TOKYO, March 24 (Reuters) - Japanese government bond
(JGB) yields rose on Monday, following U.S. Treasury yields
higher, as a risk-off mood spread ahead of a looming deadline
for another round of U.S. tariffs to come into effect.
The 10-year JGB yield was up 1.5 basis points
(bps) at 1.535%, 10-year JGB futures fell 0.15 points
to 137.88 yen.
Investors bought less risky assets as they awaited more
details on levies that the United States has said will be
implemented on April 2.
The U.S. benchmark 10-year Treasury yield rose on Friday but
held in the relatively tight range it has traded in this month
as investors balanced uncertainty over the impact of tariffs
with the likelihood that the Federal Reserve will keep rates
unchanged for the time being.
U.S. Treasury yields climbed higher during Asian trading
hours on Monday, putting upward pressure on JGB yields.

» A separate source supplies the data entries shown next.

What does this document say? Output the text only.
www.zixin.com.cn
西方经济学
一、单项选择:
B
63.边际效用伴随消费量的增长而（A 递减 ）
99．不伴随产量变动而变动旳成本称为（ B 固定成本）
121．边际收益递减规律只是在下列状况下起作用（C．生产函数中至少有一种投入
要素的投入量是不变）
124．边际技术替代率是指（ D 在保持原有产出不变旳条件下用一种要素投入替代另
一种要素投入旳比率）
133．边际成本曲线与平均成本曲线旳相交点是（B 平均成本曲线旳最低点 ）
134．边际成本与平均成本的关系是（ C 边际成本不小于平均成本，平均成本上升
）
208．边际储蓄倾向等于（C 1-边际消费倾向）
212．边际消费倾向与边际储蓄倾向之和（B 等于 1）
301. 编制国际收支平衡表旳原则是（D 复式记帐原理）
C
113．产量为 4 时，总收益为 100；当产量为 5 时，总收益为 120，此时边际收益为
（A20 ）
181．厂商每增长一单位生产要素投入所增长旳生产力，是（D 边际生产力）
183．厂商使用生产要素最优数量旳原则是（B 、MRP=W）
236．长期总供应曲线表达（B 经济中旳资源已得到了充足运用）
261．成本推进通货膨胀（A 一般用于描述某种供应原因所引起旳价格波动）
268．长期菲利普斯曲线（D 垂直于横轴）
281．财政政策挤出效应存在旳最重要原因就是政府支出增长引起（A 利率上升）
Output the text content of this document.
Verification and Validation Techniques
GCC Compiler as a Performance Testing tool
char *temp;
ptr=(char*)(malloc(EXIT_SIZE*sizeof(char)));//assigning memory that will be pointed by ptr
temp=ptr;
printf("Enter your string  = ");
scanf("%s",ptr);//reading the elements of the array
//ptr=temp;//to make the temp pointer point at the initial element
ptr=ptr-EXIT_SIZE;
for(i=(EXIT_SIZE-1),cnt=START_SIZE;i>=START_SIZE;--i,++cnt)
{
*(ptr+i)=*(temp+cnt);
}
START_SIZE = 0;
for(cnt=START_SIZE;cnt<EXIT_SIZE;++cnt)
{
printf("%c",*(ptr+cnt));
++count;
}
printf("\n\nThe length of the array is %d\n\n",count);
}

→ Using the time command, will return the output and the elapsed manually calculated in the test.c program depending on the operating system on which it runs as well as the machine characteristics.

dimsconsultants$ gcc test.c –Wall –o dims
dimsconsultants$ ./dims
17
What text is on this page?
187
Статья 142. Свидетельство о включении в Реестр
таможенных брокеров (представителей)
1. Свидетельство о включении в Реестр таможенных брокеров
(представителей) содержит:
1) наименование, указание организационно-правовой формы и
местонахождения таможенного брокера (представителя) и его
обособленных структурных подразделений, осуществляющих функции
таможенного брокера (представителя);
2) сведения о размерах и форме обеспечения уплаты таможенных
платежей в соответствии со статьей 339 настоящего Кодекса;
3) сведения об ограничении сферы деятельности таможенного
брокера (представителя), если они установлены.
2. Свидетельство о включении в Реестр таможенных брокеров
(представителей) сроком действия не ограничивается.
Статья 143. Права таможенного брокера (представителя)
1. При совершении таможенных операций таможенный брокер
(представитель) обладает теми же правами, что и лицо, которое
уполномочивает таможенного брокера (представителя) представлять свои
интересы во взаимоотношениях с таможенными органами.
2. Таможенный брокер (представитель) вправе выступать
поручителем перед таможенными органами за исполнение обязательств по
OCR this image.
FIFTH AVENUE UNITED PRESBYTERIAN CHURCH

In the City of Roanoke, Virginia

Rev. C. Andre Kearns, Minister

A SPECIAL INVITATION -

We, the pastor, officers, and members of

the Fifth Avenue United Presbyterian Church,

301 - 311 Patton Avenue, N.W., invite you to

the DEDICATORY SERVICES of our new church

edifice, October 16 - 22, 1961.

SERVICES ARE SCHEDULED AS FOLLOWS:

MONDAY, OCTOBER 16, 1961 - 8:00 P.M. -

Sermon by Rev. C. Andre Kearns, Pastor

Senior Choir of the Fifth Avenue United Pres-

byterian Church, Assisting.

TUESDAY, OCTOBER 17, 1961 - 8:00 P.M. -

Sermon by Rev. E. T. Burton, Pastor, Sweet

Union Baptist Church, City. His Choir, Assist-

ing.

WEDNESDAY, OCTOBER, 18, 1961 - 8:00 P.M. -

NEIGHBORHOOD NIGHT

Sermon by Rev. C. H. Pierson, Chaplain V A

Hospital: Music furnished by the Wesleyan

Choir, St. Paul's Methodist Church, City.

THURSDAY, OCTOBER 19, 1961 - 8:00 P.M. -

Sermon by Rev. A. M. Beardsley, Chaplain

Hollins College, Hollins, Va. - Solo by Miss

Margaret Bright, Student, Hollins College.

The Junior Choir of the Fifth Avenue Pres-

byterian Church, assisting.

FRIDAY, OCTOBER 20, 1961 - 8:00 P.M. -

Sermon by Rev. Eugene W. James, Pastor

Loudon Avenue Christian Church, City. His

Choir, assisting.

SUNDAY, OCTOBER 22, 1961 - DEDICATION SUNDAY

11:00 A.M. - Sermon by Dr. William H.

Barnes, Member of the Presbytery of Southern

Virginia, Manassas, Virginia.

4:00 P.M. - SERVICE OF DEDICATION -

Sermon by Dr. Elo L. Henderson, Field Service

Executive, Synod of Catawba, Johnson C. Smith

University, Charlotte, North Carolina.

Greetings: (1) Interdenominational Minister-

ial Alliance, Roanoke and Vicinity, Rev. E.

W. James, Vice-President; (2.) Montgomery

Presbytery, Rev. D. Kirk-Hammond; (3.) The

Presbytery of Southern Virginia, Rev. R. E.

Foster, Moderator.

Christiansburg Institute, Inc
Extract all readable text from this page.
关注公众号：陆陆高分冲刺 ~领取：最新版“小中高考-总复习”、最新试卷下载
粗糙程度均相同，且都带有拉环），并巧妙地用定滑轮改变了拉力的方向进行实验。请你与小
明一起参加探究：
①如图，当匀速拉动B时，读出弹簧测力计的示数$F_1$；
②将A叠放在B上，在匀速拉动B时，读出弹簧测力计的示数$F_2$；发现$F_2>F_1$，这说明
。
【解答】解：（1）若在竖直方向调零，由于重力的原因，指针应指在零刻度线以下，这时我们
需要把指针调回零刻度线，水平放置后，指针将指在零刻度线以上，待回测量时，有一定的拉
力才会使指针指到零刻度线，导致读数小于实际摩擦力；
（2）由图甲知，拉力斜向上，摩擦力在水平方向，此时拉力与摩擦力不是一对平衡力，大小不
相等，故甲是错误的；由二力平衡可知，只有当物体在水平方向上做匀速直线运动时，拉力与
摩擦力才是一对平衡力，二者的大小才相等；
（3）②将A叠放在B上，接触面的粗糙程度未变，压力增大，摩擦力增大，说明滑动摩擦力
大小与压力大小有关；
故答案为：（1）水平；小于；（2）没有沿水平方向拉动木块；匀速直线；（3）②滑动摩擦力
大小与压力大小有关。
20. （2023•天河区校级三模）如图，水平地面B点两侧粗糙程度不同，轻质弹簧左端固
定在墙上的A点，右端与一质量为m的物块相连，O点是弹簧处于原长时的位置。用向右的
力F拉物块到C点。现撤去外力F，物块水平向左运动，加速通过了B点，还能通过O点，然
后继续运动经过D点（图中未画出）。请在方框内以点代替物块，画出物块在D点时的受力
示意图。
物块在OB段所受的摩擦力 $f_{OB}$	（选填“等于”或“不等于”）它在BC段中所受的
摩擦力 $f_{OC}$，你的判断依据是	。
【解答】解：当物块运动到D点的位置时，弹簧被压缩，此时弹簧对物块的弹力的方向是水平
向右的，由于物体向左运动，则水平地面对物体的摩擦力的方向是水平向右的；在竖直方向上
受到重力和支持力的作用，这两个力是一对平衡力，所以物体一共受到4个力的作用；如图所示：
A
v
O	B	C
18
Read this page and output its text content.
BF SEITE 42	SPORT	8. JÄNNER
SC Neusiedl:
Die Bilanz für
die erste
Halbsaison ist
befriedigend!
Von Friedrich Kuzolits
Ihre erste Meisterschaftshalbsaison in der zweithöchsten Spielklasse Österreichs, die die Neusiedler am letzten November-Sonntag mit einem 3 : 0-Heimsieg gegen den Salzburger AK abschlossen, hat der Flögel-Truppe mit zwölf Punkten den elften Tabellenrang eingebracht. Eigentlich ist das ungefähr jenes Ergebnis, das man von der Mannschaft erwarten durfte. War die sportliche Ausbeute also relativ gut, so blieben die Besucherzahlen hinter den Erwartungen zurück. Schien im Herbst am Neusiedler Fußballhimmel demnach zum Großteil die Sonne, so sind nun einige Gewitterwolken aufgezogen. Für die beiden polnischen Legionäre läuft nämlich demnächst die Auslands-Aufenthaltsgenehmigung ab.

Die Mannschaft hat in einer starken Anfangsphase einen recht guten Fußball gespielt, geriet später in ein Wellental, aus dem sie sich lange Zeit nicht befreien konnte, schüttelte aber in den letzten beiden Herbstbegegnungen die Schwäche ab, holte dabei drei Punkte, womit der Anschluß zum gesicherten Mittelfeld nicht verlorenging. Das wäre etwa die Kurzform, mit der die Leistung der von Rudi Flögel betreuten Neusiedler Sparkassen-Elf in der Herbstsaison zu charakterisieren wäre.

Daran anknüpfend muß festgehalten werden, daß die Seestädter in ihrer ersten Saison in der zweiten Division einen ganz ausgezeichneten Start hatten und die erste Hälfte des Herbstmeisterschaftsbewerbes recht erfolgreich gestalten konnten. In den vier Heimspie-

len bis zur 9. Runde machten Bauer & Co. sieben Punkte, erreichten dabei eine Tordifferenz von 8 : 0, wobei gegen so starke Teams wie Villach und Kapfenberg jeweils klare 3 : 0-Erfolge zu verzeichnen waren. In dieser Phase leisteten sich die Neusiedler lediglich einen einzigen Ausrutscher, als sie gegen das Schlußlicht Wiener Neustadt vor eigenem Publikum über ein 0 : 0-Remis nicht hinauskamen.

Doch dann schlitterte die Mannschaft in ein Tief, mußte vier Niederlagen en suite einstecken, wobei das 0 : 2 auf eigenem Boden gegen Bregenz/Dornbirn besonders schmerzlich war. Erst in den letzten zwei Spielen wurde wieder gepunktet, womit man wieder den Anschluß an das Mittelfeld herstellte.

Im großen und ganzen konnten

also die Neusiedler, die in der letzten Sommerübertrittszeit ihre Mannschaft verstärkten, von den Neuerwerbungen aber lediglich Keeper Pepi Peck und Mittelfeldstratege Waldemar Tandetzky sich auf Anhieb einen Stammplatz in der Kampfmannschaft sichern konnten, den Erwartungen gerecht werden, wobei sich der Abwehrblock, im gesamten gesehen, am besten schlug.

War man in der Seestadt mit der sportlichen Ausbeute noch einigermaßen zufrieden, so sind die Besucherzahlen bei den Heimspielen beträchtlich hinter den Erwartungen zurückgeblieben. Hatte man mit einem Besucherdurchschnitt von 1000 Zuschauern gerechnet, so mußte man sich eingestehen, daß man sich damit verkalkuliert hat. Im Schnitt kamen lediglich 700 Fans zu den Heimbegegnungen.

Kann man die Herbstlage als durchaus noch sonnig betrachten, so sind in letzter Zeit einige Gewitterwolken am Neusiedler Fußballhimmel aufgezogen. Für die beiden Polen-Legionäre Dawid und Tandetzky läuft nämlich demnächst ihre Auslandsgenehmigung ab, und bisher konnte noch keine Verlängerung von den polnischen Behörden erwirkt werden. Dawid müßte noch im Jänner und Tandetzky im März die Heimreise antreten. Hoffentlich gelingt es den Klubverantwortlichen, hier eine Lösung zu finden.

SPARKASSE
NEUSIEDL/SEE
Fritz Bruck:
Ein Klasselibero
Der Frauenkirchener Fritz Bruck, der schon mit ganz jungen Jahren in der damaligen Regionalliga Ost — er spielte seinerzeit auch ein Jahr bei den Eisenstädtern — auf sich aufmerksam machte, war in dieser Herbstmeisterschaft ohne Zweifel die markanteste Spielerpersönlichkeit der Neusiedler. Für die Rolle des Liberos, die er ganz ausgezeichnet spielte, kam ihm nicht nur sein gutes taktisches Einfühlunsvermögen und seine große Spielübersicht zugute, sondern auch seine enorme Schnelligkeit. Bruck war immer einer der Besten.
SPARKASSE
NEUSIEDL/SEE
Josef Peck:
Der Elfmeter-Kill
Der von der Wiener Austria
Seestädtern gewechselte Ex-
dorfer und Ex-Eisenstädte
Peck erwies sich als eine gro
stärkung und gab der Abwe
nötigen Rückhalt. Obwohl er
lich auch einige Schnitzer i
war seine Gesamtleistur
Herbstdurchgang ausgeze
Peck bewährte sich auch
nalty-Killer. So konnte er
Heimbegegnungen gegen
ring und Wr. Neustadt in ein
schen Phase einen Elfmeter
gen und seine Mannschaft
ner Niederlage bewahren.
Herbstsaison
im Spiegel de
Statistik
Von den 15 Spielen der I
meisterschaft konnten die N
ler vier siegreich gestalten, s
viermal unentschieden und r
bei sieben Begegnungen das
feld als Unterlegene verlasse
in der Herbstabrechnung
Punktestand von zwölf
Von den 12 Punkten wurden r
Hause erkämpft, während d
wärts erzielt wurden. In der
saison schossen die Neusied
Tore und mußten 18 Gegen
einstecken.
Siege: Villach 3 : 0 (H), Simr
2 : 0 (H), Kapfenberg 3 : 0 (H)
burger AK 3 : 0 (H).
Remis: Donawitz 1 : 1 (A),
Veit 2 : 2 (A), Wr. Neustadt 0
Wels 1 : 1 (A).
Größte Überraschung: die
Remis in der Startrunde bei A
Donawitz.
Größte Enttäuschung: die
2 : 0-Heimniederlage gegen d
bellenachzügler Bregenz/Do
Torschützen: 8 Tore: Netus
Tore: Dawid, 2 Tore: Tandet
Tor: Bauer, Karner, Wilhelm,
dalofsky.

The impact of rising trade tensions has been keeping the
Bank of Japan on guard as well.
The Japanese central bank stood pat on Wednesday and warned
of heightening global economic uncertainty, suggesting the
timing of rate hikes will depend largely on the fallout from
potentially higher U.S. tariffs.
BOJ Governor Kazuo Ueda's remarks following the decision
were "largely balanced", giving market participants little
reason to shift expectations for further monetary policy
normalisation, Mizuho Securities Chief Bond Strategist Noriatsu
Tanji and Market Analyst Yurie Suzuki wrote in a note.
"Still, the fact that the meeting did not prompt a further
rise in rates may help stabilize the market mood amid a growing
sense that recent weakness may be winding down," they added.
The five-year yield ticked up 1 bp to 1.13%,
while the two-year JGB yield was untraded as of
0530 GMT.
The 20-year JGB yield climbed 1 bp to 2.275%.
The 30-year JGB yield rose 1.5 bp to 2.605%.